Après des propos très vifs du Premier ministre Benjamin Netanyahu fin janvier, lequel avait affirmé que "nous ne tolérerons pas qu'on déforme la vérité et réécrive l'Histoire ou qu'on nie l'Holocauste", la réaction du ministère israélien des Affaires étrangères à la décision de M. Duda, a paru modérée, voire conciliante.

"Nous espérons que dans le délai imparti avant que le Tribunal n'achève ses délibérations, nous parviendrons à nous mettre d'accord sur les changements et les corrections", indique-t-il mardi dans un communiqué.

De son côté, le mémorial de la Shoah à Jérusalem, Yad Vashem, a rappelé dans un communiqué avoir "mis en garde les autorités polonaises à plusieurs reprises contre les erreurs dans la formulation de la loi", erreurs qui "pourraient fausser la vérité historique".

Les Etats-Unis ont exprimé mardi leur "déception" après la signature du texte qui "nuit à la liberté d'expression et au débat académique".

"Nous comprenons que cette loi va être soumise au Tribunal constitutionnel polonais", mais "les Etats-Unis sont déçus par la signature de la loi par le président polonais", a déclaré le secrétaire d'Etat américain Rex Tillerson dans un communiqué.

Avant la signature de cette loi, le département d'Etat américain avait mis en garde Varsovie, estimant qu'elle risquait d'avoir des "répercussions" sur "les intérêts et relations stratégiques de la Pologne, y compris avec les Etats-Unis et Israël".

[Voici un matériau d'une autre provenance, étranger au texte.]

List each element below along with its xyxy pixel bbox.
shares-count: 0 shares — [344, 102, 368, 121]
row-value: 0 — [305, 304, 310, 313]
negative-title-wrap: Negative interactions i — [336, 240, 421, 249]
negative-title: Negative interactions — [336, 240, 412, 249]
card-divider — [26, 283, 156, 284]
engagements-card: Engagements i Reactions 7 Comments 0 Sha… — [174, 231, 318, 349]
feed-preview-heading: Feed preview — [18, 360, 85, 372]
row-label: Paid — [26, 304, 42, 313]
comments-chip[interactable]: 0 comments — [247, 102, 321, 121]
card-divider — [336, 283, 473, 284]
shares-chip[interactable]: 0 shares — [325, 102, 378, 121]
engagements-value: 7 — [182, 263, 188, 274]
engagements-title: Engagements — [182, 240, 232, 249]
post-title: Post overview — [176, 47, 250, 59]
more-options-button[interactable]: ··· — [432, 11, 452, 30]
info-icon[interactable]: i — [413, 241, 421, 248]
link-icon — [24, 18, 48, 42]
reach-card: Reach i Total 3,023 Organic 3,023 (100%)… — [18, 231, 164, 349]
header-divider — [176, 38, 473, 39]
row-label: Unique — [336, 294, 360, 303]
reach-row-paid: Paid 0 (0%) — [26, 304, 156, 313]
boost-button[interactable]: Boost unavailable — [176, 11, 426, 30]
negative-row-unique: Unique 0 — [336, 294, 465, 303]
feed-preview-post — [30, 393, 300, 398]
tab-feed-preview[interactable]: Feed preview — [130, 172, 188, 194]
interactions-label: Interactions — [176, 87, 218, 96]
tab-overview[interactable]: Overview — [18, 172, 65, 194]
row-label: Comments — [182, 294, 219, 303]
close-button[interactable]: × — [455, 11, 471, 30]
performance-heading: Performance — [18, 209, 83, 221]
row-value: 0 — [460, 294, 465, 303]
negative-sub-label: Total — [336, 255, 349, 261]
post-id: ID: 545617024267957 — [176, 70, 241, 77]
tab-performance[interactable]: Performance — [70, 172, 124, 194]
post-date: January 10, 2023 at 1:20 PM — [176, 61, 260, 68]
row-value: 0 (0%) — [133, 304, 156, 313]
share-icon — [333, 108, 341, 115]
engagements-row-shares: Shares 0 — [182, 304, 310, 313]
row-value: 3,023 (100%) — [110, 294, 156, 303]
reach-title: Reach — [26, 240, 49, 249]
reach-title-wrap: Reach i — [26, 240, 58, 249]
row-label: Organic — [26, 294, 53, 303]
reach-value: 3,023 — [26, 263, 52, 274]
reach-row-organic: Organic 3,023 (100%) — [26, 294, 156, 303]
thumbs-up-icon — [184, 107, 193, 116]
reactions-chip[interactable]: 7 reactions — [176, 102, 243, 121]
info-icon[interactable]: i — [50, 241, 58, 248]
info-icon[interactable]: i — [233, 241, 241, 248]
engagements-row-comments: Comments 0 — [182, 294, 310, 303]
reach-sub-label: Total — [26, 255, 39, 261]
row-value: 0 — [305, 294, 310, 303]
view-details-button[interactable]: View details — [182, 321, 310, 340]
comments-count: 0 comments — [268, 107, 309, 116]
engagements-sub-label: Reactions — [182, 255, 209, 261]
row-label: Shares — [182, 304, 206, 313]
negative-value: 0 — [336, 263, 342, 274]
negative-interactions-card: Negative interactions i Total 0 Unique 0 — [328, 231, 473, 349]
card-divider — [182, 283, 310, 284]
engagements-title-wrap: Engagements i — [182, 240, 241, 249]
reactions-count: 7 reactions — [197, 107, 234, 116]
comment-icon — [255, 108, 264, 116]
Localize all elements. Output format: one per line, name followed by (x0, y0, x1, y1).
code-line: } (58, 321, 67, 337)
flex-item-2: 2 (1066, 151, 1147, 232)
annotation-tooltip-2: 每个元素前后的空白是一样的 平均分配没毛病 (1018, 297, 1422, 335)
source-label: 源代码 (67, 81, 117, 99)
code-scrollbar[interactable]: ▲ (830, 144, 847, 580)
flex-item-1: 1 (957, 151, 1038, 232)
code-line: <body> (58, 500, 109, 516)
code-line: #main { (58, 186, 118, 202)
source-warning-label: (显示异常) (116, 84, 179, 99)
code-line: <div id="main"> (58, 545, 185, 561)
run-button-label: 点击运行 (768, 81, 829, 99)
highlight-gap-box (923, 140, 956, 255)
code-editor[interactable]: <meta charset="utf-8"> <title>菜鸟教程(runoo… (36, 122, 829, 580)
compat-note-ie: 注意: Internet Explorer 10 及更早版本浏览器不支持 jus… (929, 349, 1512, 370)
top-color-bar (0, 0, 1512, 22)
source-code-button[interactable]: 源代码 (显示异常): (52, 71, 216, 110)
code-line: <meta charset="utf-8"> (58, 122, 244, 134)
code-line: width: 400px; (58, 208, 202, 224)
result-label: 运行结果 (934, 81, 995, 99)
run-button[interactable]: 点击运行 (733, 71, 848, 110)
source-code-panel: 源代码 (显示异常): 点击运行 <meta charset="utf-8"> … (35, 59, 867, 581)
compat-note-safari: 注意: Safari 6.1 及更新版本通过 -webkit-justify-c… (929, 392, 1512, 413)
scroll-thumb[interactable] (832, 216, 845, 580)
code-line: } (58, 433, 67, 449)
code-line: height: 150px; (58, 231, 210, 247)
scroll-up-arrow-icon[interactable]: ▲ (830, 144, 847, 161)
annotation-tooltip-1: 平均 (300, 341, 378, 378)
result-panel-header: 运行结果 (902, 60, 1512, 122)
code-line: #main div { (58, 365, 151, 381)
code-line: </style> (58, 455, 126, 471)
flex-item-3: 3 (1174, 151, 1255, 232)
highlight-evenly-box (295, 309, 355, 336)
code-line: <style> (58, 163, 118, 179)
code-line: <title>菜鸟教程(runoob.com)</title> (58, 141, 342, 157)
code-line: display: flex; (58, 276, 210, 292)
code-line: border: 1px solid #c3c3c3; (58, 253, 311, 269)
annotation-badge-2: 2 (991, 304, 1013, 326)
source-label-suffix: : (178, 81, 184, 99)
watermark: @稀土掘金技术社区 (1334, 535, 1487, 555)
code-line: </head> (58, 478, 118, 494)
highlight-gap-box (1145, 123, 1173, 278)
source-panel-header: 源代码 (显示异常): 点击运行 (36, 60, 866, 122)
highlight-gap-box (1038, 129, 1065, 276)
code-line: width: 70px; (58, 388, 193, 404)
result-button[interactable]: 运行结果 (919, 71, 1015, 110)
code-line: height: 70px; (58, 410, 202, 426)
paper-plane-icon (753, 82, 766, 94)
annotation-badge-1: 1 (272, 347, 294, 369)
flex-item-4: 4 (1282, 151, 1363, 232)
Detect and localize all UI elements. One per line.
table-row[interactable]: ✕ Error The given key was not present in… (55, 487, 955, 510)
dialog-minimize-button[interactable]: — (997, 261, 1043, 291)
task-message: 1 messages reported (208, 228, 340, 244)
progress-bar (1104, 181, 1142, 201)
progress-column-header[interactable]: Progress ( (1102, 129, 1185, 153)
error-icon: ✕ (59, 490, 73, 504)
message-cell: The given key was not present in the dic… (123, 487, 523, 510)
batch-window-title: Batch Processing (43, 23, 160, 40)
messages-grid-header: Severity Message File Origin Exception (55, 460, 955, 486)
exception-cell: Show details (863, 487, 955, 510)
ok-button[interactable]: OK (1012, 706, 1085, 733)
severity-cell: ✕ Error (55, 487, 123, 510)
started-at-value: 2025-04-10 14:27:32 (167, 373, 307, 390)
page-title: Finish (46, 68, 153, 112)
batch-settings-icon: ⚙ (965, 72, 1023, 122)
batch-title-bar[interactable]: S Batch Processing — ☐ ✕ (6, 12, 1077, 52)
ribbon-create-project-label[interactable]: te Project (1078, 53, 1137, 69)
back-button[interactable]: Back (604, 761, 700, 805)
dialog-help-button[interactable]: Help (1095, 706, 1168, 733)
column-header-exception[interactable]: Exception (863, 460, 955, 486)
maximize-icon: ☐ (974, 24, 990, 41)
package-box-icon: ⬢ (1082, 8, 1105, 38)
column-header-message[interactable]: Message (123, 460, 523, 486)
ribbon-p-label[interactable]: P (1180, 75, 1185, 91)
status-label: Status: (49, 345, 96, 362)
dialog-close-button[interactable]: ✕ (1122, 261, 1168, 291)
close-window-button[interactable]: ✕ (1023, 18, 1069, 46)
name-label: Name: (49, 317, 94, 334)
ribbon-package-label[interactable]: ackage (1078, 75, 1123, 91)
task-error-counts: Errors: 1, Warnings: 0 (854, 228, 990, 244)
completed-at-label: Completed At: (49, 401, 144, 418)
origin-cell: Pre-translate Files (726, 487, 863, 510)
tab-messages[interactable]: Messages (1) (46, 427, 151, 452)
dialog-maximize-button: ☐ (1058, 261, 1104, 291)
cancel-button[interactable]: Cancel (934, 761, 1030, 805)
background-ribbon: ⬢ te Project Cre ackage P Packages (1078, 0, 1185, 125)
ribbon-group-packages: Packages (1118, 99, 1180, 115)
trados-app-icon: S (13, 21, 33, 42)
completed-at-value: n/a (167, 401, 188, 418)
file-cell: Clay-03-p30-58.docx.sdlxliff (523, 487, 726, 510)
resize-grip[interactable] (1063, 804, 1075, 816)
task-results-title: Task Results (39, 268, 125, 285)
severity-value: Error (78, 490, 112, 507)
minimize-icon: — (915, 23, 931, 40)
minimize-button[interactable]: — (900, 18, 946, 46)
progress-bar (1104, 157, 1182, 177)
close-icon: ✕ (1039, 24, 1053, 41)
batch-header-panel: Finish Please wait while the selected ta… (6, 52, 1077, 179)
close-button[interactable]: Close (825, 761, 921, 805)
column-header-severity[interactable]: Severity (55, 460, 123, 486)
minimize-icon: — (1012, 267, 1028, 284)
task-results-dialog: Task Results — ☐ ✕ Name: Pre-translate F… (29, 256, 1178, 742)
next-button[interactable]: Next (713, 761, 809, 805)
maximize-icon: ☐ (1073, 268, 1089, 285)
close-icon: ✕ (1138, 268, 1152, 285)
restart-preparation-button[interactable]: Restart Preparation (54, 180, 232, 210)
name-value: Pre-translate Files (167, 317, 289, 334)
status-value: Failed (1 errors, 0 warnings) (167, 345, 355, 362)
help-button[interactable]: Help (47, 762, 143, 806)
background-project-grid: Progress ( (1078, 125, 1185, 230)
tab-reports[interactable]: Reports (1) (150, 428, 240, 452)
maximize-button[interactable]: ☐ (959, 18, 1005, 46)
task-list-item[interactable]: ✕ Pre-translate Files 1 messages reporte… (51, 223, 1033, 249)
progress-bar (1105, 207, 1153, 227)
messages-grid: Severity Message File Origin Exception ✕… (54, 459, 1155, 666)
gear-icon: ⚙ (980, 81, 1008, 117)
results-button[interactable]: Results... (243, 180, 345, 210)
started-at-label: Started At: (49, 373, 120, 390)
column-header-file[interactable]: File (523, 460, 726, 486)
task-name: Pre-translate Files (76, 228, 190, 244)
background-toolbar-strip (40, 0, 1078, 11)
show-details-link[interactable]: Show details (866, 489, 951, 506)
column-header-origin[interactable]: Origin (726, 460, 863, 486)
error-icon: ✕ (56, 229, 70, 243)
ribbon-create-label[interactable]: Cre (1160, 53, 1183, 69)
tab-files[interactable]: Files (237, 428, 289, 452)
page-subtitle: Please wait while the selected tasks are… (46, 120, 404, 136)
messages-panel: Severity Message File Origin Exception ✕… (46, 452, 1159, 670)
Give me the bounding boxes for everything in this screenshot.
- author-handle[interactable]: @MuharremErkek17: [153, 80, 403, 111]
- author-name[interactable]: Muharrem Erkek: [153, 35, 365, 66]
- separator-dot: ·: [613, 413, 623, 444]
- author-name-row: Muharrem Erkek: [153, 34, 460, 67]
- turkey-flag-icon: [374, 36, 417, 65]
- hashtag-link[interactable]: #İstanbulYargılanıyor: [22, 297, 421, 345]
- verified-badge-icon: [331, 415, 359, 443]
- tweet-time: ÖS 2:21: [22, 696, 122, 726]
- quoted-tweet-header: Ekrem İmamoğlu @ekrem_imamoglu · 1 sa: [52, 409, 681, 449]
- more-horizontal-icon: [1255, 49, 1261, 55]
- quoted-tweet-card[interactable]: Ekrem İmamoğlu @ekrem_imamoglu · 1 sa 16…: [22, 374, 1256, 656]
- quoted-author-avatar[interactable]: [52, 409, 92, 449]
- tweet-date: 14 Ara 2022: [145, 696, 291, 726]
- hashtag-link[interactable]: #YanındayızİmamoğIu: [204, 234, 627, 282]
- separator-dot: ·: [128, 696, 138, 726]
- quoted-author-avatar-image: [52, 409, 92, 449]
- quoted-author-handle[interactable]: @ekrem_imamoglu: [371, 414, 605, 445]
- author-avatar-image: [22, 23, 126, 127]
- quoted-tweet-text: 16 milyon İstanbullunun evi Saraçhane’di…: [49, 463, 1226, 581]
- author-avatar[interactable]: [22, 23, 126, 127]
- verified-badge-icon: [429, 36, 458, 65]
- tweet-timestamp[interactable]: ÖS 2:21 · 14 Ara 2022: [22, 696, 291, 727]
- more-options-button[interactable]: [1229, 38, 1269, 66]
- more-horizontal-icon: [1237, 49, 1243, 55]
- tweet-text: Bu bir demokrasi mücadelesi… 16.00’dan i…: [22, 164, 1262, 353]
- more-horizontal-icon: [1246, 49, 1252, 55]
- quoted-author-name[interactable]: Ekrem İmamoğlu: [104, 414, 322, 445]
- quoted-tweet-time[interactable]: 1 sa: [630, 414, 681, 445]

Un analyste spécialisé dans les questions de sécurité, Grzegorz Kostrzewa-Zorbas, a déclaré au quotidien Gazeta Wyborcza que les tensions risquaient potentiellement d'affecter la négociation en cours d'un contrat de plusieurs milliards de dollars portant sur l'acquisition par la Pologne du système de missiles anti-missiles Patriot.

- "Nier l'Holocauste" -

"La Pologne a terriblement compliqué ses relations avec ses partenaires clés, les Etats-Unis, Israël et l'Ukraine, alors que déjà les relations au plan européen sont au plus bas. La situation est vraiment mauvaise", a déclaré à l'AFP Stanislaw Mocek, politologue de l'Académie polonaise des Sciences.

Des baraques du camp d'extermination nazi d'Auschwitz en Pologne photographiées le 2 décembre 2016 (AFP/Archives - BARTOSZ SIEDLIK)
Des baraques du camp d'extermination nazi d'Auschwitz en Pologne photographiées le 2 décembre 2016 (AFP/Archives - BARTOSZ SIEDLIK)

"Le président ne pouvait pas faire autrement s'il veut être réélu. (...) Envoyer la loi au Tribunal constitutionnel n'a aucune signification, c'est une institution de façade", a-t-il conclu.

L'opposition a condamné la décision de M. Duda.

Selon Slawomir Neumann, un des ténors de la Plateforme civique (PO, centriste), elle "ne fera qu'approfondir la crise diplomatique et envenimer les relations internationales de la Pologne avec son partenaire le plus important pour sa sécurité, les Etats-Unis".